The public is constantly told income inequality is rising and the government should do something. A recent NZ Listener article asserted inequality had risen faster “in recent years” than in almost any other developed country.
One newspaper headline described this country as one of the “worst in the world” for income inequality.
None of this is true. The New Zealand Initiative this week released a report, The Inequality Paradox: Why inequality matters even though it has barely changed, by Jenesa Jeram and myself.
Economic inequality did rise sharply between the mid-1980s and mid-1990s on a wide range of measures. But it has not continued to rise.
On the best available estimates, market income and consumer spending have become more equal from the mid-1990s. Market incomes are incomes from wages, self-employment, interest and dividends.
By 2013, consumer spending was as equally distributed as in 1984. Consumer spending is a better indicator of living standards and well-being than is income for retired people, who are using their retirement savings, and for those who regard their incomes as temporarily high or low.
Furthermore, the Ministry of Social Development’s (MSD) authoritative reports find no evidence of any sustained rise or fall in household disposable income inequality in the past 20 years.
The “worst in the world” headline for income inequality was utter nonsense. Income inequality is similar to that in Australia. New Zealand market incomes are slightly more equally distributed than the average for OECD member countries. Our distribution for disposable incomes is slightly more unequal.
Is globalisation “hollowing out” those on middle and lower incomes while benefiting the rich?
This proposition is not consistent with declining market income inequality. Moreover, MSD’s report shows similar growth in disposable incomes since the early 1990s for those in the middle, and at the top of the 20th and 90th percentile income brackets.
Of course, dollar income gaps increase if incomes grow in equal proportions. But a common error here is to assume that everyone stays where they are. Some do, most don’t.
Treasury research has found that after eight years only 22% are in the same income decile as the one they started in. Income mobility does not seem to be out of line with that in other countries.
What is the paradox? It is that newspaper headlines featuring inequality have risen eight-fold since 2009, despite these statistical facts.
Why? Imported fears from countries where income inequality has continued to rise is one possibility. One concern is of a future dominated by inherited wealth. Another is that rising income inequality reduces economic growth.
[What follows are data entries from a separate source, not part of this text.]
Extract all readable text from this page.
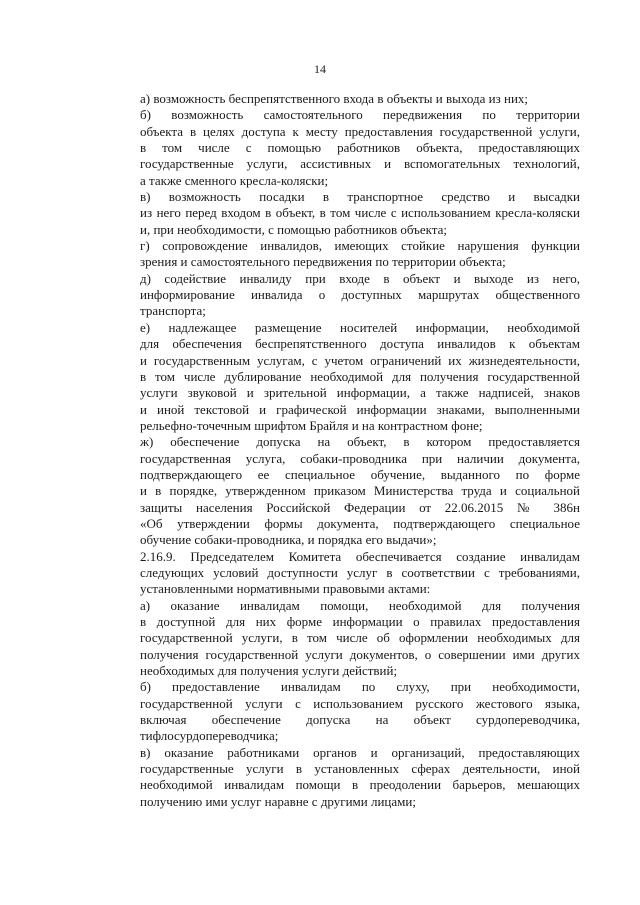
14
а) возможность беспрепятственного входа в объекты и выхода из них;
б) возможность самостоятельного передвижения по территории
объекта в целях доступа к месту предоставления государственной услуги,
в том числе с помощью работников объекта, предоставляющих
государственные услуги, ассистивных и вспомогательных технологий,
а также сменного кресла-коляски;
в) возможность посадки в транспортное средство и высадки
из него перед входом в объект, в том числе с использованием кресла-коляски
и, при необходимости, с помощью работников объекта;
г) сопровождение инвалидов, имеющих стойкие нарушения функции
зрения и самостоятельного передвижения по территории объекта;
д) содействие инвалиду при входе в объект и выходе из него,
информирование инвалида о доступных маршрутах общественного
транспорта;
е) надлежащее размещение носителей информации, необходимой
для обеспечения беспрепятственного доступа инвалидов к объектам
и государственным услугам, с учетом ограничений их жизнедеятельности,
в том числе дублирование необходимой для получения государственной
услуги звуковой и зрительной информации, а также надписей, знаков
и иной текстовой и графической информации знаками, выполненными
рельефно-точечным шрифтом Брайля и на контрастном фоне;
ж) обеспечение допуска на объект, в котором предоставляется
государственная услуга, собаки-проводника при наличии документа,
подтверждающего ее специальное обучение, выданного по форме
и в порядке, утвержденном приказом Министерства труда и социальной
защиты населения Российской Федерации от 22.06.2015 № 386н
«Об утверждении формы документа, подтверждающего специальное
обучение собаки-проводника, и порядка его выдачи»;
2.16.9. Председателем Комитета обеспечивается создание инвалидам
следующих условий доступности услуг в соответствии с требованиями,
установленными нормативными правовыми актами:
а) оказание инвалидам помощи, необходимой для получения
в доступной для них форме информации о правилах предоставления
государственной услуги, в том числе об оформлении необходимых для
получения государственной услуги документов, о совершении ими других
необходимых для получения услуги действий;
б) предоставление инвалидам по слуху, при необходимости,
государственной услуги с использованием русского жестового языка,
включая обеспечение допуска на объект сурдопереводчика,
тифлосурдопереводчика;
в) оказание работниками органов и организаций, предоставляющих
государственные услуги в установленных сферах деятельности, иной
необходимой инвалидам помощи в преодолении барьеров, мешающих
получению ими услуг наравне с другими лицами;
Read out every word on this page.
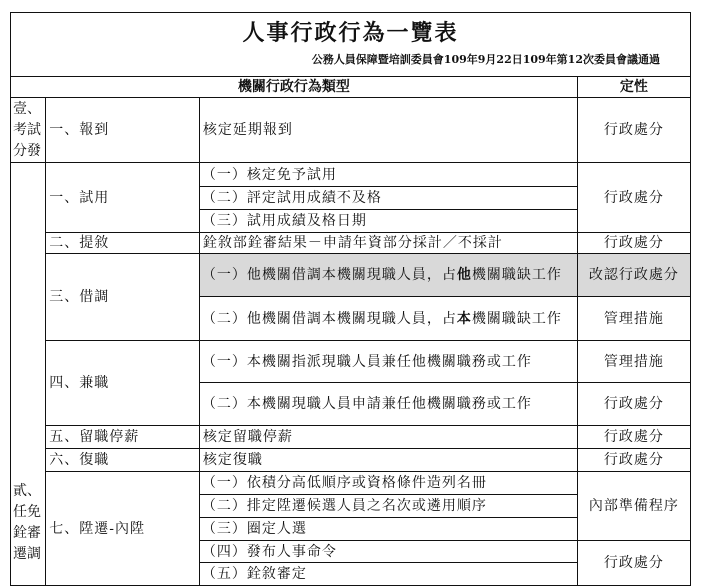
人事行政行為一覽表
公務人員保障暨培訓委員會109年9月22日109年第12次委員會議通過			

機關行政行為類型			定性
壹、考試分發	一、報到	核定延期報到	行政處分
貳、任免銓審遷調	一、試用	（一）核定免予試用	行政處分
		（二）評定試用成績不及格	
		（三）試用成績及格日期	
	二、提敘	銓敘部銓審結果－申請年資部分採計／不採計	行政處分
	三、借調	（一）他機關借調本機關現職人員，占他機關職缺工作	改認行政處分
		（二）他機關借調本機關現職人員，占本機關職缺工作	管理措施
	四、兼職	（一）本機關指派現職人員兼任他機關職務或工作	管理措施
		（二）本機關現職人員申請兼任他機關職務或工作	行政處分
	五、留職停薪	核定留職停薪	行政處分
	六、復職	核定復職	行政處分
	七、陞遷-內陞	（一）依積分高低順序或資格條件造列名冊	內部準備程序
		（二）排定陞遷候選人員之名次或遴用順序	
		（三）圈定人選	
		（四）發布人事命令	行政處分
		（五）銓敘審定	
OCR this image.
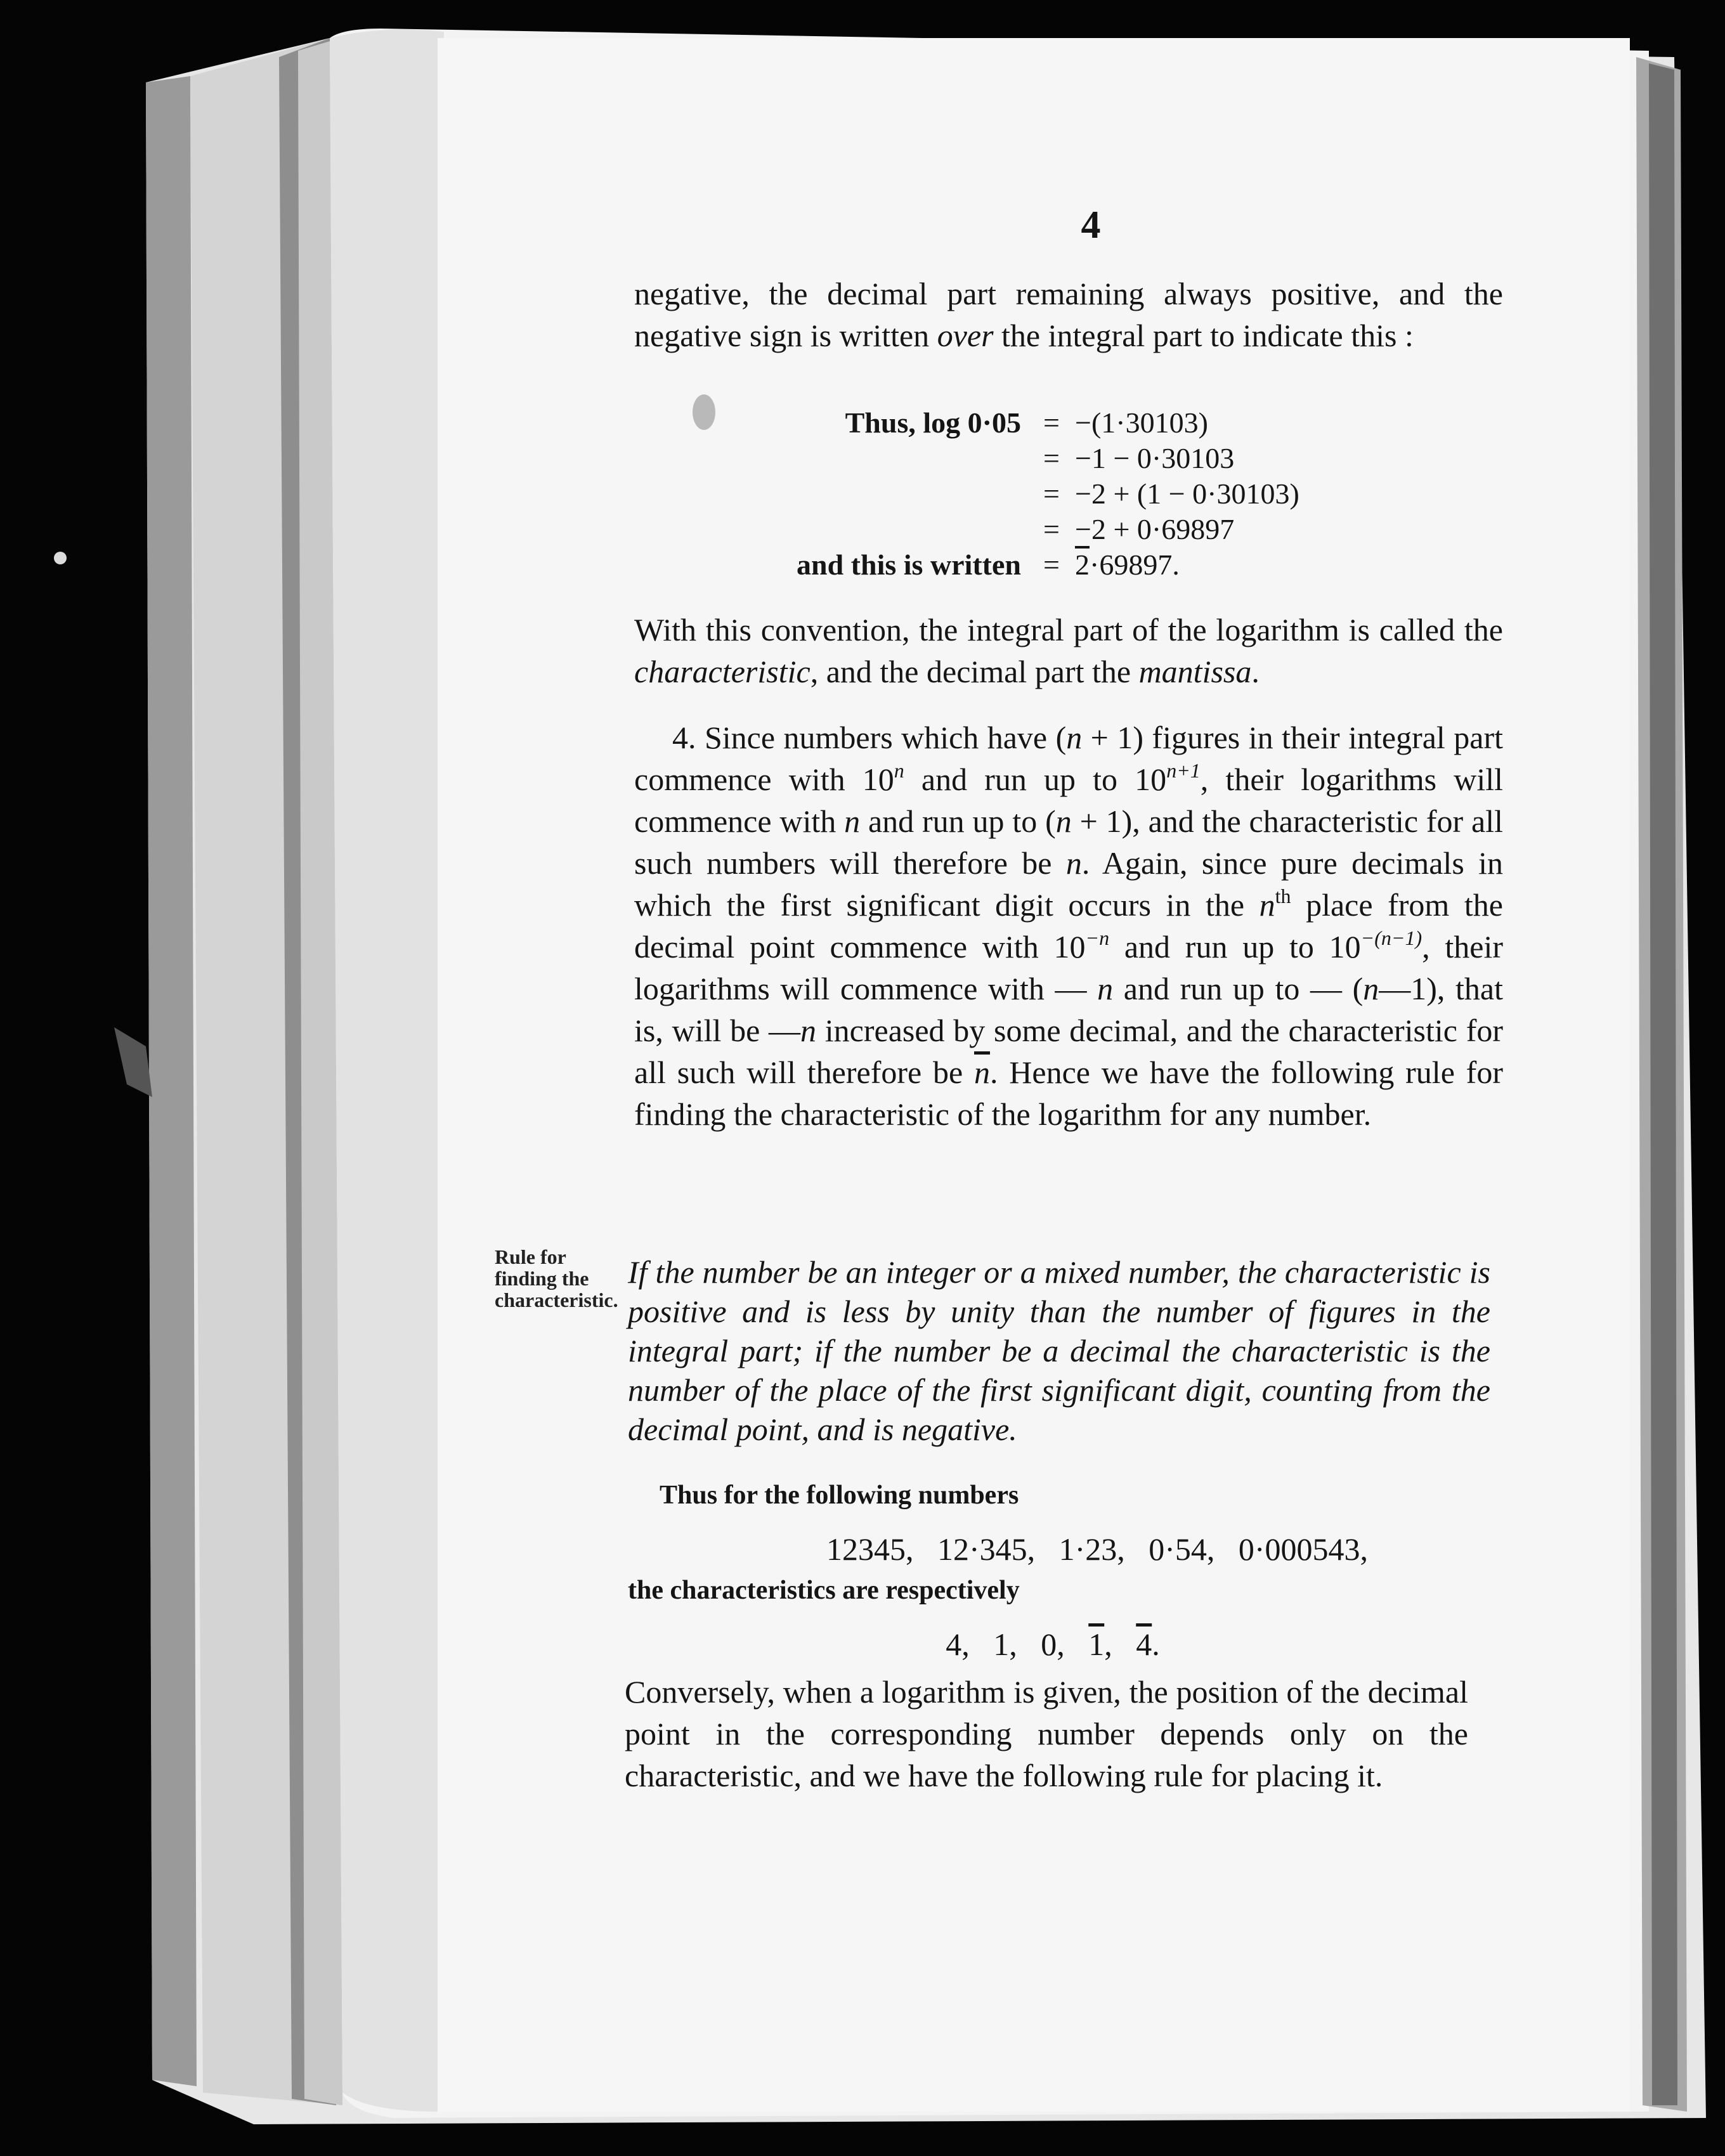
4

negative, the decimal part remaining always positive, and the negative sign is written over the integral part to indicate this :

Thus, log 0·05 = −(1·30103)
= −1 − 0·30103
= −2 + (1 − 0·30103)
= −2 + 0·69897
and this is written = 2·69897.

With this convention, the integral part of the logarithm is called the characteristic, and the decimal part the mantissa.

4. Since numbers which have (n + 1) figures in their integral part commence with 10$^n$ and run up to $10^{n+1}$, their logarithms will commence with n and run up to (n + 1), and the characteristic for all such numbers will therefore be n. Again, since pure decimals in which the first significant digit occurs in the $n^{th}$ place from the decimal point commence with $10^{-n}$ and run up to $10^{-(n-1)}$, their logarithms will commence with — n and run up to — (n—1), that is, will be —n increased by some decimal, and the characteristic for all such will therefore be $\overline{n}$. Hence we have the following rule for finding the characteristic of the logarithm for any number.

Rule for finding the characteristic.
If the number be an integer or a mixed number, the characteristic is positive and is less by unity than the number of figures in the integral part; if the number be a decimal the characteristic is the number of the place of the first significant digit, counting from the decimal point, and is negative.

Thus for the following numbers

12345,   12·345,   1·23,   0·54,   0·000543,

the characteristics are respectively

4,   1,   0,   1,   4.

Conversely, when a logarithm is given, the position of the decimal point in the corresponding number depends only on the characteristic, and we have the following rule for placing it.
On our analysis neither concern fits the facts for New Zealand. Salary and wage earners dominate those earning top incomes. Rising prices for existing houses have been dominating changes in household wealth.
On economic growth, correlation is not causation. From 1988-92, New Zealand experienced its most severe recession since the 1930s. That was not conceivably caused by the contemporaneous sharp rise in measured income inequality. Moreover, if spending inequality has returned to 1984 levels, how much of the rise in income inequality is real?
Misinformed perceptions are another possibility. One survey found New Zealanders thought the wealthiest 1% of households own 50% of the wealth. The actual figure was 18%, the lowest share in a 29 country list.
Advocacy claims that conflate relatively low incomes with poverty in the sense of hardship are another possibility. But MSD’s analysis shows that the overlap is poor. Only 40-50% of households experiencing low incomes are also experiencing hardship. At the same time some households with higher incomes are experiencing hardship. Those who care about hardship should not focus on relative income measures.
A better reason for rising concern is the evidence that higher housing costs are hitting those on low incomes hardest.
Things look grim when housing costs account for more than 30% of household income. On MSD’s (narrow) cost measure, housing costs accounted for only 14% of household income for those under 65 years of age in the mid-1980s. By 2013 it was 20%.
Significant, yes. Painful, probably. But not grim. But for those in the bottom 20% of the income distribution the rise was from 29% to 49%. That’s beyond grim, it is horrific.
But there are other sources of concern. Access to jobs and job insecurity trouble many. Major inequalities in market earnings arise from differences in work skills and hours worked.
Educational qualifications are a proxy for work skills. About three adults have no qualification for every one that has a post-graduate qualification. Far more of the latter are in paid work and their average hourly wage is almost four times higher.
Much market income inequality is due to differences in hours of paid work. Part-time workers constitute 46% of those employed. On average they earn 30% less per hour than fulltime workers.
It is an unpalatable fact that 20-25% of kids live in households with no adult in fulltime employment. The decline in the two-parent family is one factor.
Research suggests about half of the increase in disposable income inequality between the mid-1980s and the mid-1990s could be attributed to changes in household structure, employment outcomes and socioeconomic attributes.
What explains the rest of the increase?
The major tax reforms have had complex effects. Reduced tax avoidance may have markedly increased the proportion of top incomes declared as taxable income and thereby tax paid, despite much reduced top bracket tax rates.
In addition, the introduction of dividend imputation markedly increased top personal pre-tax market income for technical rather than economic reasons.
The bottom line is that exaggerated claims and misplaced perceptions matter if they divert public attention from issues of substance, such as real hardship, housing, education, access to jobs and increasing economic growth. “Soak the rich” policies cannot solve those problems.